The professors, both former federal prosecutors, said the agreements create a perception that one government entity is protecting another financially without taking into account that a crime may have occurred.
They also said such a waiver failed to protect the public from a felon who arguably would be kept from committing more crimes if convicted and jailed. Police arrested Youman in November after his girlfriend, the same one who said she saw him choked, accused him of abuse. He remains in jail.
Youman said he felt obligated to honor the waiver. But he also demanded that someone punish Wettstein.
“I just want this guy to be held accountable,” he said.
So does Jessie Terrill.
Fear of Retaliation
Terrill and a half-dozen friends were smoking marijuana in their American Beach rental in April 2010 when Wettstein and his fellow narcotics detectives crashed the party.
Terrill said he was in the backyard when the cops dressed in tactical gear arrived with a search warrant, made possible by an earlier undercover drug deal at the home. Terrill heard a soft voice utter “warrant,” and he went inside. He said a cop ordered him to the floor, stuck his knee in his back, handcuffed him and wrapped an arm around his neck. Terrill said the same officer picked him up by his handcuffs, while still in a chokehold, and slammed his head into a wall. Terrill landed in a nearby recliner.
“He was enjoying himself,” Terrill, 29, told the Times-Union in November. “He was releasing aggression.”
Smith told the FBI Wettstein was the attacker. He said he saw Wettstein hold Terrill in a chokehold and slam his head into the wall. Two other detectives said they also saw Wettstein lift Terrill from the chair in a chokehold.
Terrill said he never complained, fearing the police would retaliate.
Seagraves said he’d never heard of Terrill and welcomed him to file a complaint. Terrill, who served a year in prison for selling pot, said he doesn’t expect anyone to be punished.
“They wear that badge and they think that’s a shield that protects them,” Terrill said.

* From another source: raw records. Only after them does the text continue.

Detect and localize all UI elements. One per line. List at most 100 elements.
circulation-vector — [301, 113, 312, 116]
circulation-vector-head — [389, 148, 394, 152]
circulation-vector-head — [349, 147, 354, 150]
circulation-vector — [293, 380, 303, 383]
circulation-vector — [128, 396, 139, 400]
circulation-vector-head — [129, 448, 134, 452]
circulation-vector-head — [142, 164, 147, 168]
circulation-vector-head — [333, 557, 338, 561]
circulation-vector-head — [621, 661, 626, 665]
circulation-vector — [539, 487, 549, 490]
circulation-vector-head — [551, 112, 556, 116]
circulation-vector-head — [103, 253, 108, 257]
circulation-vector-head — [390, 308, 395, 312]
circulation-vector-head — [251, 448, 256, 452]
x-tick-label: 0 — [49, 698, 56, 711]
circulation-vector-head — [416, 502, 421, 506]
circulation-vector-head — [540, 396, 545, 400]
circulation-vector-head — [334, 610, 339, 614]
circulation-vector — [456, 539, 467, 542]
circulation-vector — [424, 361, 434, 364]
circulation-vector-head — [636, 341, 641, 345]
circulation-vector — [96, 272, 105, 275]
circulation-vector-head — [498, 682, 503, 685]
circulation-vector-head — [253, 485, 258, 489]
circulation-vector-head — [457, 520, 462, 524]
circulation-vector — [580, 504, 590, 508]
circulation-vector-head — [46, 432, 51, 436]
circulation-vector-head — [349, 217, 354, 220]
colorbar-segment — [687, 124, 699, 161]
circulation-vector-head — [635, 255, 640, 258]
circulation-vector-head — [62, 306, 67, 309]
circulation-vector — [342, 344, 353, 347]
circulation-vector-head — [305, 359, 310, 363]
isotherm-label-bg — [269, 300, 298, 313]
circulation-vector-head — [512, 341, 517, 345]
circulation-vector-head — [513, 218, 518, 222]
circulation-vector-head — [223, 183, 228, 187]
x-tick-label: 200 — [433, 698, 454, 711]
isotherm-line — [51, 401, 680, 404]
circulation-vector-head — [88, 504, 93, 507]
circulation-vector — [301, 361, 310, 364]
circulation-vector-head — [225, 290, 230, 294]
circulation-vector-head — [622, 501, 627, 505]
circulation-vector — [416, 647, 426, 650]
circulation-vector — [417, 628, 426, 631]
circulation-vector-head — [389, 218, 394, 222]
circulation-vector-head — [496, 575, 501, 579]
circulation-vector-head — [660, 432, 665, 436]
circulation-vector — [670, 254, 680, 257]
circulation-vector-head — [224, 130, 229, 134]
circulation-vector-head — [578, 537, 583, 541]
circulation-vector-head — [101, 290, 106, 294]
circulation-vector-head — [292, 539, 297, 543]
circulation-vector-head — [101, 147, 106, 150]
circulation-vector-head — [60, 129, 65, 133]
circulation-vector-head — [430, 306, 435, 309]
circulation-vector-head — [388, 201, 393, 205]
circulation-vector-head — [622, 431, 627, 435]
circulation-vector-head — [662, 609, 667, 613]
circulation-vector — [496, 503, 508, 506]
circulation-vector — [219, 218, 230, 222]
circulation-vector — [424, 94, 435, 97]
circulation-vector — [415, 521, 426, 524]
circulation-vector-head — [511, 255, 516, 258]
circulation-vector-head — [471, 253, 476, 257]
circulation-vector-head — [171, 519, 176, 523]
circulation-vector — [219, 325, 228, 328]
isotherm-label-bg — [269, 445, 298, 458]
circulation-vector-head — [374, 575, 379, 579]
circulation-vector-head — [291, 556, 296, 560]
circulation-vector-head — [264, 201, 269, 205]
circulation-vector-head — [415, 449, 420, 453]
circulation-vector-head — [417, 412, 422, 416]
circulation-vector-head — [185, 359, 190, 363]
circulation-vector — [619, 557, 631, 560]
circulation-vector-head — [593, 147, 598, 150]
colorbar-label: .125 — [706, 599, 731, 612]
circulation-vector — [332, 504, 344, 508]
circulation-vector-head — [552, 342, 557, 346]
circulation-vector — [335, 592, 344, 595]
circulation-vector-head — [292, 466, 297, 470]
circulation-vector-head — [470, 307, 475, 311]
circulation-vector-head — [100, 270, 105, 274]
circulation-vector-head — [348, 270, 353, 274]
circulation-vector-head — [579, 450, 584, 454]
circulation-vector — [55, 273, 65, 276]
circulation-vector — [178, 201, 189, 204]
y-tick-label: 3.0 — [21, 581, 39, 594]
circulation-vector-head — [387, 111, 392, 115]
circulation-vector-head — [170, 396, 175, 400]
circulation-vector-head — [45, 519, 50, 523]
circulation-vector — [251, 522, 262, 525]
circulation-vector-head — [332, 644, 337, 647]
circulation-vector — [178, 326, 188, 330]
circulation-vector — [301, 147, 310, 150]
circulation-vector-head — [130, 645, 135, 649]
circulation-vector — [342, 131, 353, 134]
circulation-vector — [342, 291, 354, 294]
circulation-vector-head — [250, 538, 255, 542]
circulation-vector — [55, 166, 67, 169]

Since the incident, Terrill said he’s wondered about the fate of his property seized that day, including a coin collection and a cane his mother made. He recalls one detective boasting about taking some of the goods to showcase in the narcotics office.
The Sheriff’s Office reviewed its inventory records last week after the Times-Union asked about Terrill’s property. Nothing had been forfeited. Seagraves’ general counsel sent Terrill a letter Thursday explaining the Sheriff’s Office “inadvertently” forgot to contact him about claiming what police took from him 20 months earlier.
Related: The property seizure letter sent to Terrill
She invited him to do so.
Test of Patience
Seagraves said he is trying to be patient with the pace of the federal case, but his anxiety periodically showed through in his recent Times-Union interview.
“If I’m going to be put in jail for doing something to one particular employee, I wish they’d tell me what I did or who I did it to,” he said.
Smith said he expects prosecutors to act, but he said no one has told him when that may happen or to whom.
“I know it’s just a matter of time,” Smith said.
Seagraves said he’s as determined as ever to protect his agency, his reputation and his future. He promised the day he retires, he’ll be no different from the proud rookie who joined the force 30 years earlier.
“I’m Tommy Seagraves,” he said, “and I’ll be Tommy Seagraves the day I walk out of here.”